Book Synopsis Calling the Soul Back by : Christina Garcia Lopez
Download or read book Calling the Soul Back written by Christina Garcia Lopez and published by University of Arizona Press. This book was released on 2019-04-02 with total page 233 pages. Available in PDF, EPUB and Kindle. Book excerpt: Spirituality has consistently been present in the political and cultural counternarratives of Chicanx literature. Calling the Soul Back focuses on the embodied aspects of a spirituality integrating body, mind, and soul. Centering the relationship between embodiment and literary narrative, Christina Garcia Lopez shows narrative as healing work through which writers and readers ritually call back the soul—one’s unique immaterial essence—into union with the body, counteracting the wounding fragmentation that emerged out of colonization and imperialism. These readings feature both underanalyzed and more popular works by pivotal writers such as Gloria Anzaldúa, Sandra Cisneros, and Rudolfo Anaya, in addition to works by less commonly acknowledged authors. Calling the Soul Back explores the spiritual and ancestral knowledge offered in narratives of bodies in trauma, bodies engaged in ritual, grieving bodies, bodies immersed in and becoming part of nature, and dreaming bodies. Reading across narrative nonfiction, performative monologue, short fiction, fables, illustrated children’s books, and a novel, Garcia Lopez asks how these narratives draw on the embodied intersections of ways of knowing and being to shift readers’ consciousness regarding relationships to space, time, and natural environments. Using an interdisciplinary approach, Calling the Soul Back draws on literary and Chicanx studies scholars as well as those in religious studies, feminist studies, sociology, environmental studies, philosophy, and Indigenous studies, to reveal narrative’s healing potential to bring the soul into balance with the body and mind.

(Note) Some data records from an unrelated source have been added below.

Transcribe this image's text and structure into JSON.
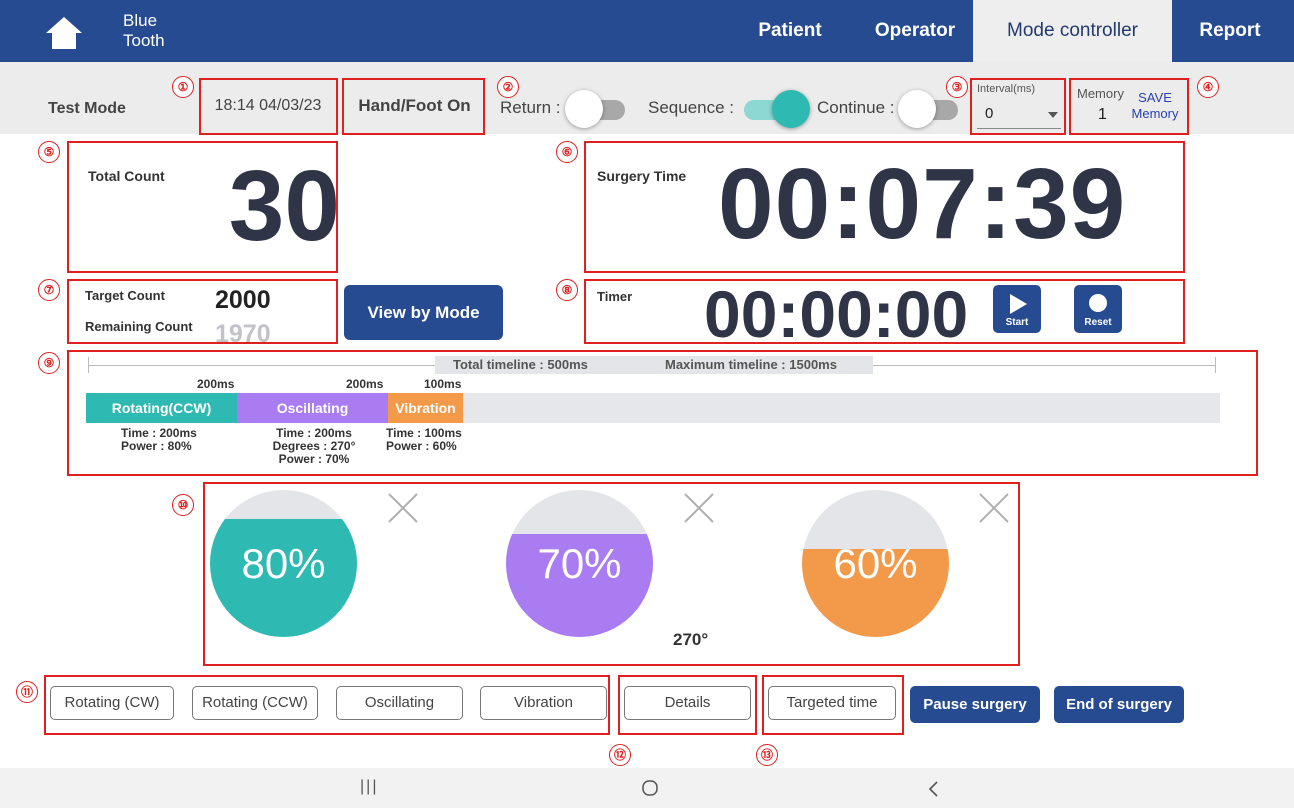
{
  "header": {
    "bt_label": "Blue\nTooth",
    "nav": {
      "patient": "Patient",
      "operator": "Operator",
      "mode_controller": "Mode controller",
      "report": "Report"
    }
  },
  "mode_bar": {
    "test_mode": "Test Mode",
    "datetime": "18:14 04/03/23",
    "hand_foot": "Hand/Foot On",
    "return_label": "Return :",
    "return_on": false,
    "sequence_label": "Sequence :",
    "sequence_on": true,
    "continue_label": "Continue :",
    "continue_on": false,
    "interval_label": "Interval(ms)",
    "interval_value": "0",
    "memory_label": "Memory",
    "memory_value": "1",
    "save_memory": "SAVE\nMemory"
  },
  "counts": {
    "total_count_label": "Total Count",
    "total_count": "30",
    "surgery_time_label": "Surgery Time",
    "surgery_time": "00:07:39",
    "target_count_label": "Target Count",
    "target_count": "2000",
    "remaining_count_label": "Remaining Count",
    "remaining_count": "1970",
    "view_by_mode": "View by Mode",
    "timer_label": "Timer",
    "timer_value": "00:00:00",
    "start": "Start",
    "reset": "Reset"
  },
  "timeline": {
    "total": "Total timeline :   500ms",
    "maximum": "Maximum timeline : 1500ms",
    "segments": [
      {
        "name": "Rotating(CCW)",
        "duration": "200ms",
        "details": "Time : 200ms\nPower : 80%",
        "color": "#2ebab2"
      },
      {
        "name": "Oscillating",
        "duration": "200ms",
        "details": "Time : 200ms\nDegrees : 270°\nPower : 70%",
        "color": "#a97cf2"
      },
      {
        "name": "Vibration",
        "duration": "100ms",
        "details": "Time : 100ms\nPower : 60%",
        "color": "#f39a4a"
      }
    ]
  },
  "gauges": [
    {
      "percent": "80%",
      "level": 0.8,
      "color": "#2ebab2"
    },
    {
      "percent": "70%",
      "level": 0.7,
      "color": "#a97cf2",
      "degrees": "270°"
    },
    {
      "percent": "60%",
      "level": 0.6,
      "color": "#f39a4a"
    }
  ],
  "bottom_buttons": {
    "rotating_cw": "Rotating (CW)",
    "rotating_ccw": "Rotating (CCW)",
    "oscillating": "Oscillating",
    "vibration": "Vibration",
    "details": "Details",
    "targeted_time": "Targeted time",
    "pause_surgery": "Pause surgery",
    "end_of_surgery": "End of surgery"
  },
  "callouts": [
    "①",
    "②",
    "③",
    "④",
    "⑤",
    "⑥",
    "⑦",
    "⑧",
    "⑨",
    "⑩",
    "⑪",
    "⑫",
    "⑬"
  ],
  "android_nav": {
    "recents": "|||"
  }
}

Winner of the National Book Critics Circle Award for Nonfiction, this brilliantly reported and beautifully crafted book explores the clash between a medical center in California and a Laotian refugee family over their care of a child.
Book Synopsis The Spirit Catches You and You Fall Down by : Anne Fadiman
Download or read book The Spirit Catches You and You Fall Down written by Anne Fadiman and published by Macmillan. This book was released on 2012-04-24 with total page 370 pages. Available in PDF, EPUB and Kindle. Book excerpt: Winner of the National Book Critics Circle Award for Nonfiction, this brilliantly reported and beautifully crafted book explores the clash between a medical center in California and a Laotian refugee family over their care of a child.